With the progression of time the powers that be are seemingly obsessed with collecting as much data as possible in the shortest amount of time.
We'll brush over the transfer from Chain Surveys and Plane Tables onto Theodolites and Tacheometry, through handbooking of data onto on board data logging as these are gradually progressions of technology to achieve the same end goal....and geometrically accurate topographical survey. You can argue the accuracies change, and presentation varies but the basis information remains intact.
In the mid 1980's Wham, Madonna and Simple Minds where all taking it in turns topping the charts, CD's were introduced, Coca Cola introduced New Coke, and GPS (Global Positioning System) was being made commercially available. It wasn't until the late nineties and early noughties that Surveyors started accepting GPS as an every day essential as opposed to a very heavy luxury. Even then the GPS wasn't used for much more than establishing site control, then monitoring and finally for surveying site detail in certain circumstances. Then SmartNet reared it's head, and merged the growing mobile phone networks into the GPS to provide a reliable system for terrestrial land survey.
Take a look below, with the advent of GPS (Global Positioning System) and, in this instance, Leica's SmartNet. 90% of the survey shown was completed in one (long) site day by one Surveyor. Using the SmartNET system our Surveyor was able to measure 3,500 individual points in one day to an accuracy of +/-15mm which is more than good enough for most survey requirements. So was 3,500 points a lot, well yes when view historically at the time. In 2000 a good days work would have been 450-500 points depending on the nature of the work (open field is quicker than a woodland, but a road is more point intensive). By 2005/2006 this tally was closer to the 750-800 points, and then moving into 2010 anything less than 1000 points was seen as falling short....see targets everywhere but I'd rather have 500 accurate points, and a 1000 points with a higher degree of error! By 2010 SmartNet was coming into commercial markets, and you can see the massive jump in points collected from 1000 up to 3,500-4,000.

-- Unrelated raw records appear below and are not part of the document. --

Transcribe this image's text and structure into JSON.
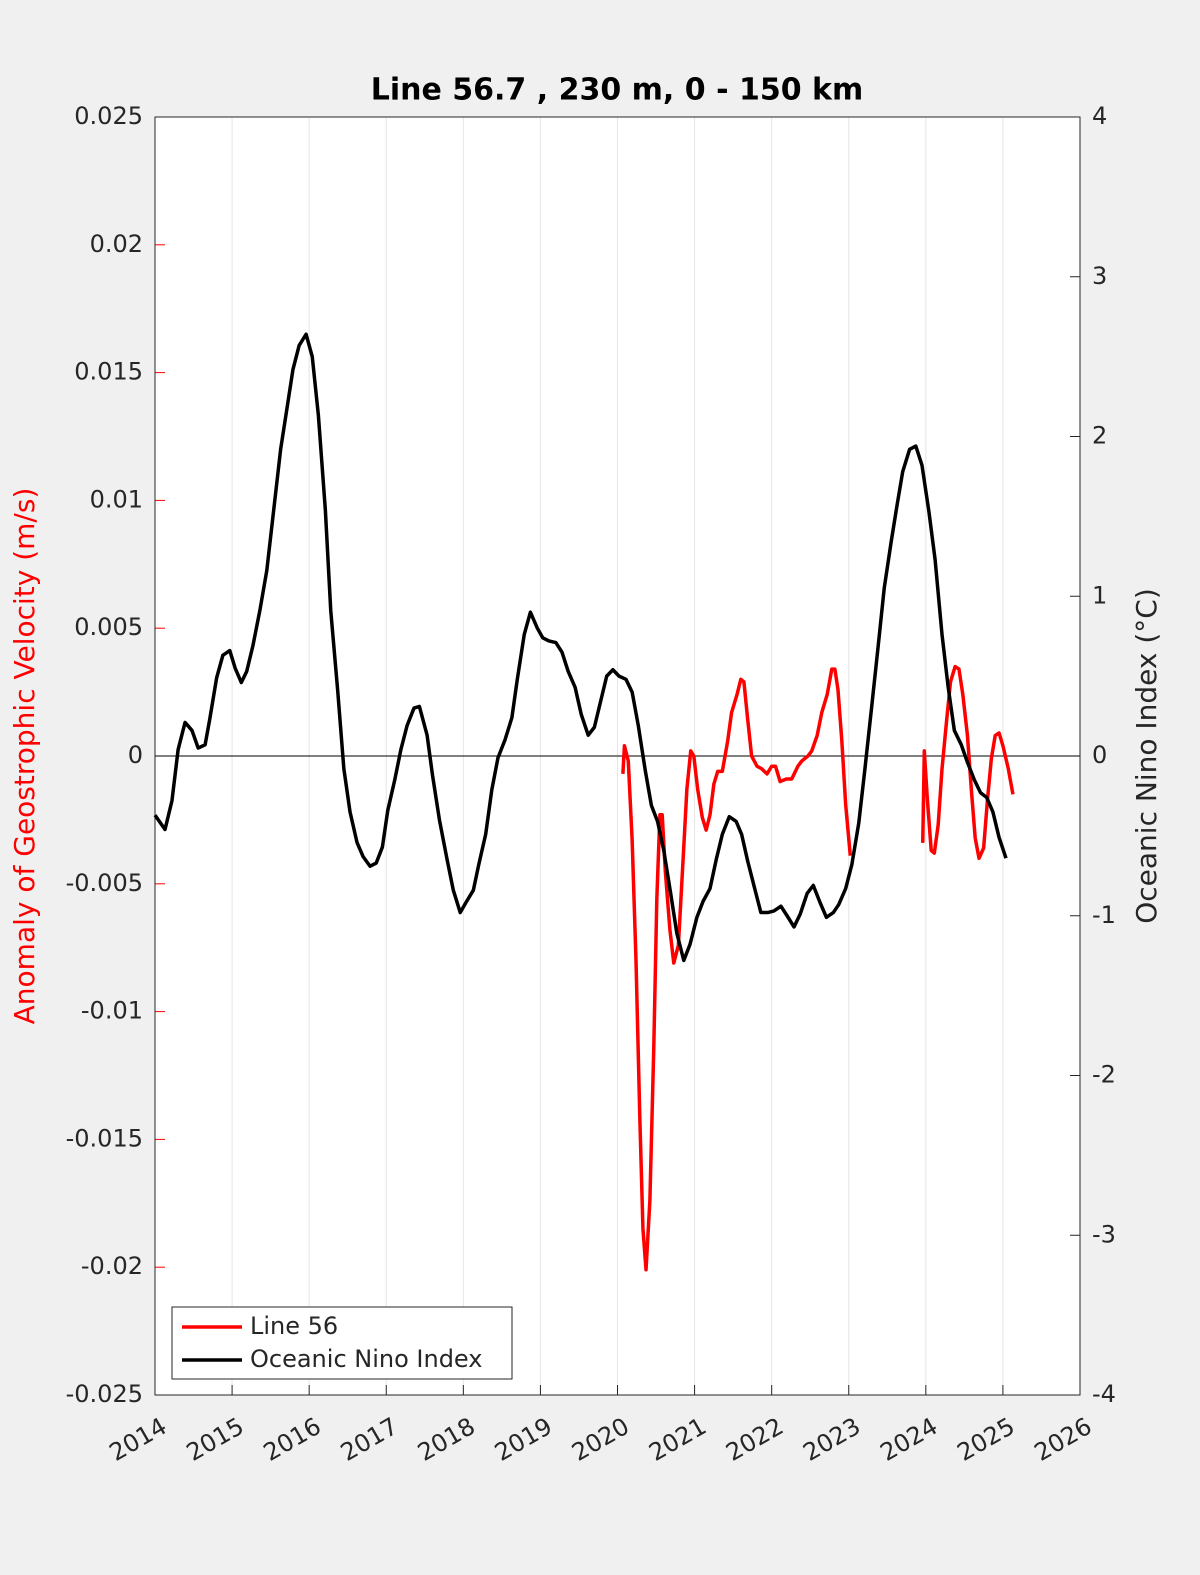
{
  "chart_data": {
    "type": "line",
    "title": "Line 56.7 , 230 m, 0 - 150 km",
    "y_label": "Anomaly of Geostrophic Velocity (m/s)",
    "y2_label": "Oceanic Nino Index (°C)",
    "xlim": [
      2014,
      2026
    ],
    "xticks": [
      2014,
      2015,
      2016,
      2017,
      2018,
      2019,
      2020,
      2021,
      2022,
      2023,
      2024,
      2025,
      2026
    ],
    "ylim": [
      -0.025,
      0.025
    ],
    "yticks": [
      -0.025,
      -0.02,
      -0.015,
      -0.01,
      -0.005,
      0,
      0.005,
      0.01,
      0.015,
      0.02,
      0.025
    ],
    "y2lim": [
      -4,
      4
    ],
    "y2ticks": [
      -4,
      -3,
      -2,
      -1,
      0,
      1,
      2,
      3,
      4
    ],
    "y_color": "#ff0000",
    "grid": "x",
    "legend": "lower left",
    "series": [
      {
        "name": "Line 56",
        "color": "#ff0000",
        "axis": "y",
        "x": [
          2020.07,
          2020.09,
          2020.14,
          2020.19,
          2020.24,
          2020.29,
          2020.33,
          2020.37,
          2020.42,
          2020.47,
          2020.51,
          2020.55,
          2020.58,
          2020.62,
          2020.68,
          2020.73,
          2020.79,
          2020.85,
          2020.9,
          2020.95,
          2020.99,
          2021.04,
          2021.1,
          2021.15,
          2021.2,
          2021.25,
          2021.3,
          2021.36,
          2021.43,
          2021.48,
          2021.55,
          2021.6,
          2021.64,
          2021.69,
          2021.74,
          2021.81,
          2021.87,
          2021.94,
          2022.0,
          2022.05,
          2022.11,
          2022.19,
          2022.26,
          2022.34,
          2022.39,
          2022.47,
          2022.52,
          2022.59,
          2022.65,
          2022.72,
          2022.78,
          2022.82,
          2022.86,
          2022.91,
          2022.96,
          2023.02,
          2023.5,
          2023.96,
          2023.98,
          2024.02,
          2024.07,
          2024.11,
          2024.16,
          2024.21,
          2024.27,
          2024.32,
          2024.38,
          2024.43,
          2024.48,
          2024.54,
          2024.59,
          2024.64,
          2024.69,
          2024.75,
          2024.8,
          2024.85,
          2024.9,
          2024.95,
          2025.0,
          2025.07,
          2025.13
        ],
        "values": [
          -0.0007,
          0.0004,
          -0.0002,
          -0.0033,
          -0.008,
          -0.0142,
          -0.0185,
          -0.0201,
          -0.0174,
          -0.0115,
          -0.0056,
          -0.0023,
          -0.0023,
          -0.0045,
          -0.0068,
          -0.0081,
          -0.0074,
          -0.0041,
          -0.0013,
          0.0002,
          0.0,
          -0.0013,
          -0.0024,
          -0.0029,
          -0.0023,
          -0.0011,
          -0.0006,
          -0.0006,
          0.0006,
          0.0017,
          0.0024,
          0.003,
          0.0029,
          0.0014,
          0.0,
          -0.0004,
          -0.0005,
          -0.0007,
          -0.0004,
          -0.0004,
          -0.001,
          -0.0009,
          -0.0009,
          -0.0004,
          -0.0002,
          0.0,
          0.0002,
          0.0008,
          0.0017,
          0.0024,
          0.0034,
          0.0034,
          0.0026,
          0.0006,
          -0.0019,
          -0.0039,
          null,
          -0.0034,
          0.0002,
          -0.0017,
          -0.0037,
          -0.0038,
          -0.0027,
          -0.0005,
          0.0014,
          0.0029,
          0.0035,
          0.0034,
          0.0024,
          0.0008,
          -0.0013,
          -0.0032,
          -0.004,
          -0.0036,
          -0.0017,
          -0.0001,
          0.0008,
          0.0009,
          0.0004,
          -0.0005,
          -0.0015
        ]
      },
      {
        "name": "Oceanic Nino Index",
        "color": "#000000",
        "axis": "y2",
        "x": [
          2014.0,
          2014.13,
          2014.22,
          2014.3,
          2014.39,
          2014.48,
          2014.56,
          2014.65,
          2014.71,
          2014.8,
          2014.88,
          2014.97,
          2015.04,
          2015.12,
          2015.19,
          2015.27,
          2015.36,
          2015.45,
          2015.54,
          2015.63,
          2015.71,
          2015.79,
          2015.87,
          2015.96,
          2016.04,
          2016.12,
          2016.21,
          2016.28,
          2016.37,
          2016.45,
          2016.53,
          2016.62,
          2016.7,
          2016.79,
          2016.87,
          2016.95,
          2017.02,
          2017.11,
          2017.19,
          2017.27,
          2017.36,
          2017.43,
          2017.53,
          2017.6,
          2017.69,
          2017.79,
          2017.87,
          2017.96,
          2018.03,
          2018.13,
          2018.2,
          2018.29,
          2018.37,
          2018.45,
          2018.54,
          2018.63,
          2018.7,
          2018.79,
          2018.87,
          2018.96,
          2019.03,
          2019.11,
          2019.2,
          2019.28,
          2019.36,
          2019.45,
          2019.53,
          2019.62,
          2019.7,
          2019.77,
          2019.86,
          2019.94,
          2020.02,
          2020.11,
          2020.19,
          2020.27,
          2020.36,
          2020.44,
          2020.52,
          2020.6,
          2020.68,
          2020.77,
          2020.86,
          2020.94,
          2021.03,
          2021.11,
          2021.2,
          2021.28,
          2021.36,
          2021.45,
          2021.54,
          2021.61,
          2021.69,
          2021.78,
          2021.86,
          2021.95,
          2022.03,
          2022.12,
          2022.2,
          2022.29,
          2022.37,
          2022.46,
          2022.54,
          2022.63,
          2022.71,
          2022.8,
          2022.87,
          2022.96,
          2023.04,
          2023.13,
          2023.21,
          2023.3,
          2023.38,
          2023.46,
          2023.55,
          2023.63,
          2023.7,
          2023.79,
          2023.87,
          2023.95,
          2024.04,
          2024.12,
          2024.21,
          2024.29,
          2024.37,
          2024.46,
          2024.54,
          2024.63,
          2024.71,
          2024.79,
          2024.87,
          2024.95,
          2025.04
        ],
        "values": [
          -0.37,
          -0.46,
          -0.28,
          0.04,
          0.21,
          0.16,
          0.05,
          0.07,
          0.23,
          0.49,
          0.63,
          0.66,
          0.55,
          0.46,
          0.53,
          0.69,
          0.91,
          1.16,
          1.54,
          1.92,
          2.17,
          2.42,
          2.57,
          2.64,
          2.5,
          2.13,
          1.54,
          0.91,
          0.41,
          -0.08,
          -0.35,
          -0.54,
          -0.63,
          -0.69,
          -0.67,
          -0.57,
          -0.34,
          -0.15,
          0.04,
          0.19,
          0.3,
          0.31,
          0.13,
          -0.12,
          -0.4,
          -0.65,
          -0.84,
          -0.98,
          -0.92,
          -0.84,
          -0.68,
          -0.49,
          -0.21,
          -0.01,
          0.1,
          0.24,
          0.48,
          0.76,
          0.9,
          0.8,
          0.74,
          0.72,
          0.71,
          0.65,
          0.53,
          0.43,
          0.26,
          0.13,
          0.18,
          0.32,
          0.5,
          0.54,
          0.5,
          0.48,
          0.4,
          0.19,
          -0.09,
          -0.31,
          -0.41,
          -0.59,
          -0.83,
          -1.11,
          -1.28,
          -1.18,
          -1.01,
          -0.91,
          -0.83,
          -0.65,
          -0.49,
          -0.38,
          -0.41,
          -0.49,
          -0.66,
          -0.83,
          -0.98,
          -0.98,
          -0.97,
          -0.94,
          -1.0,
          -1.07,
          -0.99,
          -0.86,
          -0.81,
          -0.92,
          -1.01,
          -0.98,
          -0.93,
          -0.83,
          -0.68,
          -0.42,
          -0.08,
          0.32,
          0.68,
          1.05,
          1.34,
          1.58,
          1.78,
          1.92,
          1.94,
          1.82,
          1.53,
          1.23,
          0.76,
          0.43,
          0.16,
          0.07,
          -0.04,
          -0.15,
          -0.23,
          -0.26,
          -0.35,
          -0.51,
          -0.64
        ]
      }
    ]
  }
}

The image below shows roughly what 4,000 points looks like, covering all the detail between the two roundabouts, and the roads to the north and south. These we almost perfect conditions for surveying with the weather, and the network strength in our favour.
With GPS and SmartNet establishing themselves nicely the next step had started to evolve....3D laser scanning. For the first time in Surveying evolution we were about to enter a realm of surveying too much information (if that is even possible). Perhaps 'too much' is the wrong was to describe this. If a total station is a sniper rifle picking up the bare minimum to reflect the ground on a 2D or 3D plan, then a laser scanner is more like a paint bomb covering everything and anything. Recording everything within line of sight of the scanner, waiting for the Surveyor to get back to the office to trim out the superfluous data and produce the same 2D or 3D plan. The benefits are there, if there are any queries the site has been captured in perpetuity and can be revisited to respond to any queries. The Surveyor can spend less time on site, and can do the work from a safe (or at least safer) location without the need to get too close to the main road or cliff edge. On the downside (for some) it means a lot more time in the office interpreting the data and developing it into a format which can be utilised by the end user.
Of course sometimes the new technologies and old methods do merge into one. In the case below using the laser scanner (in this case a Leica C10) saved days on the site work, but this was offset by the additional office time required isolating the relevant information. This 'sorting' of information was formally done on site using the Surveyors experience, they can survey only the relevant information. The scanner take on a more global approach and picks up everything and in essence moves the elevation onto a computer for the Surveyor to work with. Again a big selling point was the surplus data collection which could be called upon if additional information were needed at a later date...hasn't happened yet. However three days in the office was far better than an additional three days on site in the rain! SO in this case speed helped the Surveyor with no either or option when tendering for the works.
But why stop there, there are more developments coming through the system with drone and uav surveys, some work on the same principle as the laser scanner others create the information in a method similar to photogrammtry. The end result in a full editable 3D model of the site - of all least that which can be seen from the air and is not buried in long grass or under the only parked car on the site. The theory is good, and the practise is good but there are some issues.
So is surveying at speed a good thing for the industry. In general I would say yes, it is impossible not to deny that collecting more data in less time is not a good thing. Will the every increasing need to more data in less time make the Surveyor a dying bred...probably but for now at least the demand remains for the 'person with the pole' to fight/wade/crawl/climb/walk around sites getting to that hard to reach spots, and find that manhole in the grass that hadn't seen the light of day for many years which would have gone unnoticed from the air...but change is coming and we all have to be ready to evolve.